Offener Brief an den Gemeinderat

Offener Brief an den Gemeinderat

Sehr geehrter Bürgermeister Riedmann,
Sehr geehrte Stadträtinnen und Stadträte,

„Gesundheit ist nicht alles, aber ohne Gesundheit ist alles nichts.“ (Arthur Schopenhauer)

 

Man darf Markdorf gratulieren, dass sie den ersten Platz aller Städte in Baden-Württemberg belegen was die Belastung mit Stickoxiden angeht. Die LUBW (Landesanstalt für Umwelt, Messungen und Naturschutz Baden-Württemberg) hat schon 2016 einen Bericht zu Ihren Messungen vorgelegt, der die dramatische Lage in Markdorf aufzeigt. Schon beim Erscheinen dieses Berichtes, als noch weniger Verkehr wie heute herrschte, lag Markdorf bei einem NO2-Wert von 72,2 μg/m³ im Jahresmittel. Laut dem Bundesministerium der Justiz (Immisionsschutzgesetz) darf der Höchstwert im Mittel, beim Menschen nicht mehr als 40 μg/m³, bei Pflanzen nicht mehr als 30 μg/m³ betragen. Markdorf liegt also somit 80,5% über dem gesetzlich zulässigen Wert für Menschen und 141% für den Schutz der Vegitation! Auch in der Rußbelastung (Feinstaub) belegt Markdorf den ersten Platz aller gemessen Städte in Baden-Württemberg inklusive Stuttgart!
Quelle: LUBW

Was bewirken Stickoxide im menschlichen Körper?
Stickstoffdioxid (NO2) ist ein ätzendes Reizgas, es schädigt unmittelbar das Schleimhautgewebe im gesamten Atemtrakt und kann auch die Augen reizen.

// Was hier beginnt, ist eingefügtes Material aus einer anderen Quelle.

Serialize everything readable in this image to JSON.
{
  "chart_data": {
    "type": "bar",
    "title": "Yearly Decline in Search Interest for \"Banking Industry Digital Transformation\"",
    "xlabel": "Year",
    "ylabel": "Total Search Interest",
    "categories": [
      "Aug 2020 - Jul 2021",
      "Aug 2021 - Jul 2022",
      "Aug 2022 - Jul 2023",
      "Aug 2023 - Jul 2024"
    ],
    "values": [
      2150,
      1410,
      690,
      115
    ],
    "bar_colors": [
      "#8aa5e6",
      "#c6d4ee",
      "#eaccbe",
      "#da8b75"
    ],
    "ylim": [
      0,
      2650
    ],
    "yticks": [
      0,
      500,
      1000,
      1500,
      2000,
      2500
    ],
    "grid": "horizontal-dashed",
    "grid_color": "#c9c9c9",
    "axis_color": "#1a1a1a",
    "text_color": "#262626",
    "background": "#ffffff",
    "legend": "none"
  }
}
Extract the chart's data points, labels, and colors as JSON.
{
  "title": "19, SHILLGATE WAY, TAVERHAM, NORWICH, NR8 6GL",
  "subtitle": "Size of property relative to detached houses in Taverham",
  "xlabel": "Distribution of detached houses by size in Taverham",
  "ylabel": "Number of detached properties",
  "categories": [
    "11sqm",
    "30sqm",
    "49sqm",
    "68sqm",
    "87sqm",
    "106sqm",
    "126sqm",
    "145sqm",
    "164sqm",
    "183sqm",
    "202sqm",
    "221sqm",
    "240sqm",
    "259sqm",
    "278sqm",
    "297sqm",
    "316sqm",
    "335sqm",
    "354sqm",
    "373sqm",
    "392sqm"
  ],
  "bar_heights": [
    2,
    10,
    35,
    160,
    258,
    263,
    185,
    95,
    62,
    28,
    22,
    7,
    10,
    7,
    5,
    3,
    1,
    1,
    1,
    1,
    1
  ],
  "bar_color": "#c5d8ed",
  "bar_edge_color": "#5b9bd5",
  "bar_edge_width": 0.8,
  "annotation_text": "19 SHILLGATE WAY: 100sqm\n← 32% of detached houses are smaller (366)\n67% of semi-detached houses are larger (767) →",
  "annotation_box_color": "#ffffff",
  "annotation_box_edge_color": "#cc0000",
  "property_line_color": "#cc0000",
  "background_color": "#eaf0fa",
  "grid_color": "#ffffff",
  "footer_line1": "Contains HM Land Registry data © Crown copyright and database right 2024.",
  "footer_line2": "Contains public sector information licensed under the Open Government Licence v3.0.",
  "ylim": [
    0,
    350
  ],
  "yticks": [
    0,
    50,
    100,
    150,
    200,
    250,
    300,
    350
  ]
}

Stickoxide verursachen schwere Atemwegserkrankungen wie Asthma, belasten unser Herz-Kreislauf-System und führen allein in Deutschland jedes Jahr (laut Umweltbundesamt) zu rund 6.000 vorzeitigen Todesfällen. Stickstoffdioxid zeigt eine stärkere schädliche Wirkung als Stickstoffmonoxid (NO), weshalb Stickstoffdioxid im Zentrum der Bemühungen um saubere Luft steht.
Quelle: Bundesumweltamt

Welche Gefahren gehen von hohen Feinstaubbelastungen aus?
PM10 kann beim Menschen in die Nasenhöhle, PM2,5 bis in die Bronchien und Lungenbläschen und ultrafeine Partikel bis in das Lungengewebe und sogar in den Blutkreislauf eindringen. Je nach Größe und  Eindringtiefe der Teilchen sind die gesundheitlichen Wirkungen von Feinstaub verschieden. Sie reichen von Schleimhautreizungen und lokalen Entzündungen in der Luftröhre und den Bronchien oder den Lungenalveolen bis zu verstärkter Plaquebildung in den Blutgefäßen, einer erhöhten Thromboseneigung oder Veränderungen der Regulierungsfunktion des vegetativen Nervensystems (Herzfrequenzvariabilität).
Quelle: Bundesumweltamt

Gemessen wurden diese Werte im Bericht der LUBW direkt an der B33 Höhe Schuhgeschäft Heilmaier. Aber nicht nur hier kriecht der Verkehr entlang. Auch auf den Nebenstraßen rollt viel zu viel Verkehr. Wir von der Interessengemeinschaft pro Südumfahrung, haben uns ein zugelassenes Verkehrszählgerät (Dopplerradar) zugelegt und auch ein paar der Nebenstraßen gemessen. So hat die Hahnstraße im Monat ca. 48.000 Fahrzeuge in der Belastungsbilanz. Die Bernhardstraße ca. 127.000 Fahrzeuge. Auch diese Straßen würden durch die Realisierung der Südumfahrung deutlich entlastet was Fahrzeuge pro Tag, Stickstoffdioxid und Feinstaub angeht.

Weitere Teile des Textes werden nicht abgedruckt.